Heiße Wochenenden, schnelle Rennwagen, coole Fahrer und sture Rennstallbesitzer. Das alles ist in Days of Thunder vereint. Genau das richtige für den eingefleischten Fan und darüber hinaus.

Story:
Der Geschäftsmann Tim Daland hat sich ein Renn-Team zugelegt, und bittet seinen alten Freund und legendären Crewchef Harry Hogge darum, ihm ein Wagen zu bauen. Dieser will aber erst einwilligen wenn Daland einen außergewöhnlichen Fahrer verpflichten kann. Daland macht ein Deal mit dem Ex-Indicar Rennfahrer Cole Trickle, dass dieser zu einer Testfahrt nach Daytona kommt. Harry ist erst nicht überzeugt von Cole, als dieser aber schon beim ersten Zeitrennen unter der Zeit des amtierenden Champions liegt, entschließt er sich den Wagen zu bauen. Auch wenn Cole auf der Strecke ein As ist, liegt er mit Harry immer im Clinch. Dennoch beweist er durch seine Siege, dass er kein schlechter Fahrer ist. Doch ein gefährlicher Unfall bedeutet fast das Ende seiner kurzen Karriere. Zusammen mit Rowdy Burns wird er in das städtische Krankenhaus eingeliefert. Dort verliebt er sich in die behandelnde Ärztin Dr. Claire Lewicki. Während seiner Abwesenheit nimmt Russ Wheeler seinen Platz ein und wird ein ernstzunehmender Gegner für Cole.
Cole feiert nach seiner Genesung sein Comeback auf jener Strecke, auf der er den schweren Unfall hatte. Doch dieses Mal heißt sein Gegner nicht Burns, sondern Wheeler. Wird es Cole schaffem sich den Titel zu holen?

Atmosphäre:
Die Atmosphäre kommt zumindest auf den Rennstrecken, durch die Motorengeräusche, der rasanten Musik, den jubelnden Zuschauern und dem aufgedrehten Kommentator, super zur Geltung. Es stellen sich einem am ganzen Körper die Haare und man bekommt eine Gänsehaut, wenn die Wagen durch die Unfälle preschen, oder unser Held an der Außenseite der Strecke am Konkurrenten vorbei heizt.
Bei so viel Atmosphäre bei den Rennen, ist es keine Schande, wenn sich der Film zwischen den einzelnen Rennen ein wenig zieht. Obwohl ich zugeben muss, dass es mir nicht langweilig wurde.

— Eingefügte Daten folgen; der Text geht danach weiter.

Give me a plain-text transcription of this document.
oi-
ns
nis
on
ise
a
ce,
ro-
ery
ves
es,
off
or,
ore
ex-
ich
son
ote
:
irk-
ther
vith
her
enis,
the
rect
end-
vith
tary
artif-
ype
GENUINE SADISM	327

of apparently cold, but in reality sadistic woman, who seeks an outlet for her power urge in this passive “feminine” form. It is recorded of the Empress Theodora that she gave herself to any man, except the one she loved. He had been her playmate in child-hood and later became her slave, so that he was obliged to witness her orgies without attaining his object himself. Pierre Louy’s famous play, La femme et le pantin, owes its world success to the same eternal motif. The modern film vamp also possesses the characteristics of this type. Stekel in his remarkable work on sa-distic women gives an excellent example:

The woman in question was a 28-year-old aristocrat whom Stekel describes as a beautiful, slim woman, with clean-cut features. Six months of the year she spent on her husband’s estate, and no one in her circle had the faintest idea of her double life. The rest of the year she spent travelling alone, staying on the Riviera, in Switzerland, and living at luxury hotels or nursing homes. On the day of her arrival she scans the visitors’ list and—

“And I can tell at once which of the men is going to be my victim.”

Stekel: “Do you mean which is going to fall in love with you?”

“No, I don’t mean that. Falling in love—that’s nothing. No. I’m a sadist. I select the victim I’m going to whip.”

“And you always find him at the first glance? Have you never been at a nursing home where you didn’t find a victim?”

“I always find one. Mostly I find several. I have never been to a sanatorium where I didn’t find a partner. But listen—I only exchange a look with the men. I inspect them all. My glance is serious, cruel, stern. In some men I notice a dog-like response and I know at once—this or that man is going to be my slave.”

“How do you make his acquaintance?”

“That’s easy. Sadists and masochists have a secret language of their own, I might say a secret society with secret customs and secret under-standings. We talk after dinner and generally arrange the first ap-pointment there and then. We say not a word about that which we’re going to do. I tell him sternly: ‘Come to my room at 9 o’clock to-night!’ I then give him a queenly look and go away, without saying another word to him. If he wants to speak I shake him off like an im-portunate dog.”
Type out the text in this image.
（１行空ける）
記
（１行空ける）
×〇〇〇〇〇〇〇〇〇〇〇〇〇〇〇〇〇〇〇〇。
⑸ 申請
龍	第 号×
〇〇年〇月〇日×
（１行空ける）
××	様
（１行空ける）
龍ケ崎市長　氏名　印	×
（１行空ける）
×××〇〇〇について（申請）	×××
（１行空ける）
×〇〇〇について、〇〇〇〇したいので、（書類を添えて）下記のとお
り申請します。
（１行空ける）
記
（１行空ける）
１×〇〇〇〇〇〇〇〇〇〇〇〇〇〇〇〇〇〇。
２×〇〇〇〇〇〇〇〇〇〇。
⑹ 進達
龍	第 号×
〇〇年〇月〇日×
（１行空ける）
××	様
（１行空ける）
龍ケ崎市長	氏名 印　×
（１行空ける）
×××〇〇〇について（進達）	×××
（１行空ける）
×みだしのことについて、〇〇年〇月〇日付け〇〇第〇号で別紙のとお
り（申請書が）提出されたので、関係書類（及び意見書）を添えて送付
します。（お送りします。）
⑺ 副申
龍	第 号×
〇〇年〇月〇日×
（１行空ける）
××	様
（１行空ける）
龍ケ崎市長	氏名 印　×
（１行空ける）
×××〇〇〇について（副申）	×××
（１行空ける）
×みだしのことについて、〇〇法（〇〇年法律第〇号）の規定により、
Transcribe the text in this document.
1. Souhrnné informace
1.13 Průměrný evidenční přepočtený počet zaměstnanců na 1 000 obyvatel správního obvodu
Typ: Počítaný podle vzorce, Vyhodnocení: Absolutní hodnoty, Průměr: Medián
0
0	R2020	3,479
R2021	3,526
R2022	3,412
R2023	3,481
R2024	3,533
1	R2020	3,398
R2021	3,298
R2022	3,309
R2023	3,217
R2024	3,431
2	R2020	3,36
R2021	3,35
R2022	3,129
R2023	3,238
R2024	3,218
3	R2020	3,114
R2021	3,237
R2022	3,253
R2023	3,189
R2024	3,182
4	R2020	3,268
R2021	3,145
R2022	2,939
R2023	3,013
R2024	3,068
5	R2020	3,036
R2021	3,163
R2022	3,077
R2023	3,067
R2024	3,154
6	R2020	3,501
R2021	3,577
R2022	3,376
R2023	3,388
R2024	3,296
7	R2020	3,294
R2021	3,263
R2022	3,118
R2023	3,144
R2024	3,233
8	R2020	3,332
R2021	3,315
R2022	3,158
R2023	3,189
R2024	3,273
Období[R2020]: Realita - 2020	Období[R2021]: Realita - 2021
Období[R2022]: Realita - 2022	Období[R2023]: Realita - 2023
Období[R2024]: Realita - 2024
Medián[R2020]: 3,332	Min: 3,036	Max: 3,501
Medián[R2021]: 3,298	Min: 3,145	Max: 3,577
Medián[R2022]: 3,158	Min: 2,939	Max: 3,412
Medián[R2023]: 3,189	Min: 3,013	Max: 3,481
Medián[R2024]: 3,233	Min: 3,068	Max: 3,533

Soll heißen der Film hat zwar nicht nonstop Action, aber auch die gefühl- oder humorvollen Szenen haben es in sich.

Schauspieler:
Eine der besten Leistungen, die Tom Cruise je gezeigt hat. Zwar kommt der Film in Sachen Spannung nicht an << Die Firma >> ran, oder in Sachen Action an << Mission Impossible 2 >>, dennoch allemal ein Hit.
Auch Michael Rooker in der Rolle des ehrgeizigen Rowdy Burns kann fabelhaft glänzen. Bis zu letzt spielt er die Rolle des Charakters, der auf der einen Seite mit Cole befreundet ist, auf der anderen der schlimmste Feind Coles ist perfekt.
Auch Nicole Kidman ist wie gewohnt schauspielerisch erste Klasse, auch wenn sie im Film eher eine kleine Rolle hat.

Musik:
Der Film hat eigentlich nur einen einzigen guten Song, (The last note of freedom) aber der haut voll rein. Die Musik trägt, wie schon gesagt, einiges zur Atmosphäre bei, da sie immer während der Rennen im Hintergrund mitläuft.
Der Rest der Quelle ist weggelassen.